Thanks Sheep, I had good results by hand with SRP as well when i used it a few months ago. I am looking for an excuse to try Scholl A15 and can't find many


----------



## RedCloudMC (Jul 19, 2008)

Very rarely talked about on here (or anywhere else for that matter it seems) is Glare Microfinish - some good fillers and you can top with most sealants or any wax. If you look past and ignore the Americanisms and sensationalism of their product claims, the Glare range as a whole is actually very good!

Cheers :thumb:


----------



## dillinja999 (Aug 26, 2013)

what about prima amigo?


----------



## asboman (Aug 1, 2010)

AndyA4TDI said:


> Tripple is a great AIO, the glazing oils hide swirls and it works well under waxes. Never had an issue with SRP and waxes.

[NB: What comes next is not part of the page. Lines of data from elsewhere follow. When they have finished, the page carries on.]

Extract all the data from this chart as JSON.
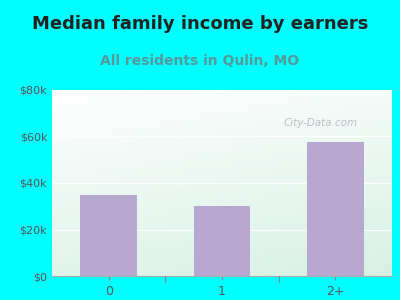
{
  "title": "Median family income by earners",
  "subtitle": "All residents in Qulin, MO",
  "categories": [
    "0",
    "1",
    "2+"
  ],
  "values": [
    35000,
    30000,
    57500
  ],
  "bar_color": "#b8a8d0",
  "background_outer": "#00ffff",
  "plot_bg_top_left": "#ffffff",
  "plot_bg_bottom_right": "#cceedd",
  "ylim": [
    0,
    80000
  ],
  "yticks": [
    0,
    20000,
    40000,
    60000,
    80000
  ],
  "ytick_labels": [
    "$0",
    "$20k",
    "$40k",
    "$60k",
    "$80k"
  ],
  "title_fontsize": 13,
  "subtitle_fontsize": 10,
  "tick_color": "#555555",
  "subtitle_color": "#559999",
  "watermark": "City-Data.com",
  "grid_color": "#ccddcc"
}
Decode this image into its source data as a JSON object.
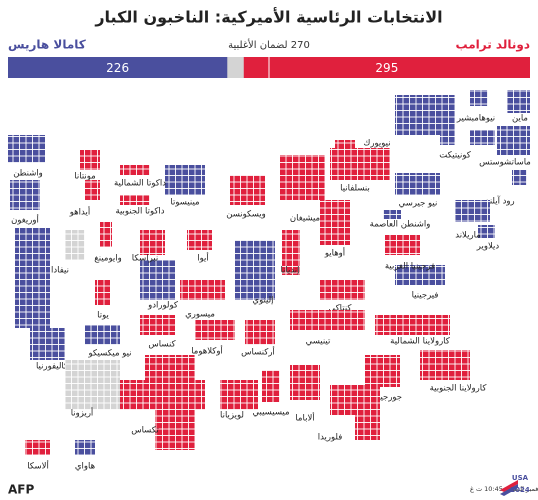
{
  "header": {
    "title": "الانتخابات الرئاسية الأميركية: الناخبون الكبار"
  },
  "bar": {
    "trump": {
      "name": "دونالد ترامب",
      "votes": 295
    },
    "harris": {
      "name": "كامالا هاريس",
      "votes": 226
    },
    "majority": "270 لضمان الأغلبية"
  },
  "states": [
    {
      "label": "ماين",
      "winner": "dem"
    },
    {
      "label": "نيوهامبشير",
      "winner": "dem"
    },
    {
      "label": "فيرمونت",
      "winner": "dem"
    },
    {
      "label": "ماساتشوستس",
      "winner": "dem"
    },
    {
      "label": "كونيتيكت",
      "winner": "dem"
    },
    {
      "label": "رود آيلند",
      "winner": "dem"
    },
    {
      "label": "نيويورك",
      "winner": "dem"
    },
    {
      "label": "بنسلفانيا",
      "winner": "rep"
    },
    {
      "label": "نيو جيرسي",
      "winner": "dem"
    },
    {
      "label": "ديلاوير",
      "winner": "dem"
    },
    {
      "label": "ماريلاند",
      "winner": "dem"
    },
    {
      "label": "واشنطن العاصمة",
      "winner": "dem"
    },
    {
      "label": "فيرجينيا",
      "winner": "dem"
    },
    {
      "label": "فرجينيا الغربية",
      "winner": "rep"
    },
    {
      "label": "أوهايو",
      "winner": "rep"
    },
    {
      "label": "ميشيغان",
      "winner": "rep"
    },
    {
      "label": "إنديانا",
      "winner": "rep"
    },
    {
      "label": "كنتاكي",
      "winner": "rep"
    },
    {
      "label": "تينيسي",
      "winner": "rep"
    },
    {
      "label": "كارولاينا الشمالية",
      "winner": "rep"
    },
    {
      "label": "كارولاينا الجنوبية",
      "winner": "rep"
    },
    {
      "label": "جورجيا",
      "winner": "rep"
    },
    {
      "label": "فلوريدا",
      "winner": "rep"
    },
    {
      "label": "ألاباما",
      "winner": "rep"
    },
    {
      "label": "ميسيسيبي",
      "winner": "rep"
    },
    {
      "label": "لويزيانا",
      "winner": "rep"
    },
    {
      "label": "أركنساس",
      "winner": "rep"
    },
    {
      "label": "إلينوي",
      "winner": "dem"
    },
    {
      "label": "ويسكونسن",
      "winner": "rep"
    },
    {
      "label": "مينيسوتا",
      "winner": "dem"
    },
    {
      "label": "أيوا",
      "winner": "rep"
    },
    {
      "label": "ميسوري",
      "winner": "rep"
    },
    {
      "label": "أوكلاهوما",
      "winner": "rep"
    },
    {
      "label": "كولورادو",
      "winner": "dem"
    },
    {
      "label": "كنساس",
      "winner": "rep"
    },
    {
      "label": "نبراسكا",
      "winner": "rep"
    },
    {
      "label": "داكوتا الجنوبية",
      "winner": "rep"
    },
    {
      "label": "داكوتا الشمالية",
      "winner": "rep"
    },
    {
      "label": "مونتانا",
      "winner": "rep"
    },
    {
      "label": "وايومينغ",
      "winner": "rep"
    },
    {
      "label": "أيداهو",
      "winner": "rep"
    },
    {
      "label": "واشنطن",
      "winner": "dem"
    },
    {
      "label": "أوريغون",
      "winner": "dem"
    },
    {
      "label": "نيفادا",
      "winner": "pending"
    },
    {
      "label": "يوتا",
      "winner": "rep"
    },
    {
      "label": "كاليفورنيا",
      "winner": "dem"
    },
    {
      "label": "نيو ميكسيكو",
      "winner": "dem"
    },
    {
      "label": "أريزونا",
      "winner": "pending"
    },
    {
      "label": "تكساس",
      "winner": "rep"
    },
    {
      "label": "ألاسكا",
      "winner": "rep"
    },
    {
      "label": "هاواي",
      "winner": "dem"
    }
  ],
  "footer": {
    "source": "المصدر: وسائل إعلام أميركية - النتائج الجزئية لغاية 7 نوفمبر الساعة 10:45 ت غ",
    "agency": "AFP",
    "badge_top": "USA",
    "badge_bottom": "2024"
  }
}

Did SRP not come out top on a DW review into the best filler AIO?


What does AIO mean??


----------



## nog (Jul 14, 2013)

asboman said:


> What does AIO mean??


All in one

http://www.detailingworld.co.uk/forum/showthread.php?t=134803&highlight=abbreviations


----------



## Flakey (May 5, 2013)

dillinja999 said:


> what about prima amigo?


I have heard about it. I thought its just a cleaner glaze, something that chemically cleans the paint and creates a base for waxes. I wonder if I can top it up with a sealant as it may not bond properly. Does it have any fillers?



Sheep said:


> This is 1 hit by hand with SRP.


What did you use as a LSP after SRP? I don't thing it allows anything other than EGP or HD Wax to bond to it.


----------



## Guru (Aug 28, 2013)

Prima Amigo is a cleaner glaze. Being a glaze, it certainly has fillers, though it's not a polish.

As for sealants bonding, not all sealants are finicky about bonding, so depends on what you intend to use.


----------